Today’s’ article covers a few key points to remember when working on Flash animations. There are obviously many factors to take into consideration when working in Flash. Sometimes it can be hard to know where to start. By following some simple guidelines however, you will find that the process can be made much simpler. No matter if you are working on a small project or on a much larger scale; consistency in workflow is a key.
Let us take a look at some key elements improving your workflow and the overall end results they achieve. One of the largest problems in Flash development can be related to bulky file sizes. This can be caused by many things, yet we will discuss the use of symbols. Symbols can be composed of many parts, so the opportunity to build them incorrectly arises very often. You must ensure that the graphics and other elements you use when creating your symbols are appropriate for that specific use. So what exactly are the appropriate ways to create symbols you ask?
First of all you should be ensuring that the graphics used are either vector for scaling or bitmap for space saving. You must also beware of multiple symbols that perform the same duties. This is why there is power in the use of instances; you can reuse multiple copies of the same symbol by utilizing different instance names. For example, you can build many different things within Flash in space saving ways…if you know how.
Let’s say you create an animation on your timeline. You can then convert those layers of animation into a Movie Clip. Now you can place an instance of this Movie Clip on the main timeline, thus only requiring one frame to contain a Movie Clip symbol. Now if you need a button to activate this Movie Clip to play, you can simply use a rollover actionscript that would initiate the clip to play at a selected frame. This would allow you to have a functional button based off of your Movie Clip without even creating a button; how’s that for space saving! You can of course create animated buttons by using separate or multiple copies of a Movie Clip, or Graphic instance nested inside each other.
Remember also that at any time you wish to change any of the elements on your timeline, you simply use the Scene panel for navigation. This will allow you to easily inspect the nesting structure of your symbols. When you double click a Movie Clip, Button, or Graphic symbol you are entering into its timeline to edit it. To exit out you simply click on the name of an element in the Scene panel dialogue to backtrack to the root of that elements’ timeline.

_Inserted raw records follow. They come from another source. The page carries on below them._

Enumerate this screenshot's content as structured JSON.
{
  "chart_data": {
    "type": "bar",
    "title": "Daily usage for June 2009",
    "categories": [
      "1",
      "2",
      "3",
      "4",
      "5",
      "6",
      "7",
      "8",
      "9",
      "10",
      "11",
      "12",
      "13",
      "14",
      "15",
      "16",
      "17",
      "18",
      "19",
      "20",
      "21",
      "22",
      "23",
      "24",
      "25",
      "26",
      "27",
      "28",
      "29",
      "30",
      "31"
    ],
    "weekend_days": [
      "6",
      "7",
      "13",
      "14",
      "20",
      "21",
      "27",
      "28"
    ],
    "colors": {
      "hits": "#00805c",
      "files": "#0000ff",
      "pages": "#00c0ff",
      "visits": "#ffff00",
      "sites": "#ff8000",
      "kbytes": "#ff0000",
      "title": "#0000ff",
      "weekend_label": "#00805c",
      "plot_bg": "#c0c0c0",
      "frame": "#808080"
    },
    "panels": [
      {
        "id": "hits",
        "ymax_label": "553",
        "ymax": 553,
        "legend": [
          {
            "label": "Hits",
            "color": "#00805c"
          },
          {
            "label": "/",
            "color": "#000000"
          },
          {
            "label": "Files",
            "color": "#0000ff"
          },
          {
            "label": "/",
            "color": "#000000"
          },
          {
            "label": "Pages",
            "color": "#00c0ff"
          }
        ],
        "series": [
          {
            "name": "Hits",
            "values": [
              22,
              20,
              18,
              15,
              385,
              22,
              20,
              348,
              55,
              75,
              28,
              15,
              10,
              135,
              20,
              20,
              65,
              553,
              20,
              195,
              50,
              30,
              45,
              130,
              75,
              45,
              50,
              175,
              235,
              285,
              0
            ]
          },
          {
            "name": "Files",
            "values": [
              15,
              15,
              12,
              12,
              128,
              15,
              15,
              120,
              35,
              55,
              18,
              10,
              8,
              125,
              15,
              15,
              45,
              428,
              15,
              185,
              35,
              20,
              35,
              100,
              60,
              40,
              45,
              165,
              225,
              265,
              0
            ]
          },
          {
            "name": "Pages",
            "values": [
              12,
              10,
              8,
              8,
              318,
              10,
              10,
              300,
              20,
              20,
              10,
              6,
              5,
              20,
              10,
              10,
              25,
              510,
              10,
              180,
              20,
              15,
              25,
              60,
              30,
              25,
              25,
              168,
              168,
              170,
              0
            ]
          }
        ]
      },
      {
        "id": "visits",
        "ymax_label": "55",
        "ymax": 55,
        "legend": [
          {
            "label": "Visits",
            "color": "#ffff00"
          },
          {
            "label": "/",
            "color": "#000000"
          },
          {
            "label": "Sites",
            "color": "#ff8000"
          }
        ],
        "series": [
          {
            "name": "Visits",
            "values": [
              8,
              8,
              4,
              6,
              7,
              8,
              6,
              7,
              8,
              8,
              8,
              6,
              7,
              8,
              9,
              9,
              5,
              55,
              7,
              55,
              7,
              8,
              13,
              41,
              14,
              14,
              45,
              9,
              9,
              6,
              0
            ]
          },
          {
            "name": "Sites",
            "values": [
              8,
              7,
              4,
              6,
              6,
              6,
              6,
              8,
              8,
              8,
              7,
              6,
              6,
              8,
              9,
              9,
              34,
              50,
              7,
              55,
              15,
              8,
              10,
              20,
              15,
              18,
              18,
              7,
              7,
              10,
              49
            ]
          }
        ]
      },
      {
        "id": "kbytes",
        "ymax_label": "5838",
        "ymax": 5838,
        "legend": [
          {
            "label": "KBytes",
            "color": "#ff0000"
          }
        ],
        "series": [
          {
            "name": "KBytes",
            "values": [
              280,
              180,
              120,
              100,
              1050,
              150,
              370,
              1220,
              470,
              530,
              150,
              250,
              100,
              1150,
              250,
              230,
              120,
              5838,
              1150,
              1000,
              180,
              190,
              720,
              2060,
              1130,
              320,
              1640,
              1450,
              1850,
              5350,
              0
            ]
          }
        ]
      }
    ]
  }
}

So far we’ve quickly called out a few workflow and creation key points:
- The basic ways to save space by using correct graphic formats and utilizing symbols as instances.
- How to utilize a Movie Clip that takes only one frame on your main timeline.
- The ability to use that same Movie Clip as a button by use of action script.
- What steps to take to view symbols when nested, as well as edit them.
Now we will look at an example of a complex Flash animation shown below in Figure 1. There is a lot going on in the animation in terms of complex mechanics. There are many repeated elements, animated graphic symbols, movie clip symbols, file sizes optimized, assorted, reusable animations, and so on.)
The above element consists of multiple Movie Symbols nested within Movie Symbols to create various effects. In essence, a slideshow, scroller, rollover animations, tweened animation, links and multiple text effects are all controlled with proper use of Movie Clips and instances. Bitmap graphics were utilized as necessary to save file sizes. Minimal frames were added to the main timeline to prevent clutter and maintain organization.
In conclusion, it is true there are many factors to take into consideration for Flash animation. The ways in which we create these complex projects plays an integral part however. The proper use of symbols and their instances are a key to creating effective complex Flash. By minimizing clutter and file sizes you enhance load times, appearance, function and overall…enjoyment.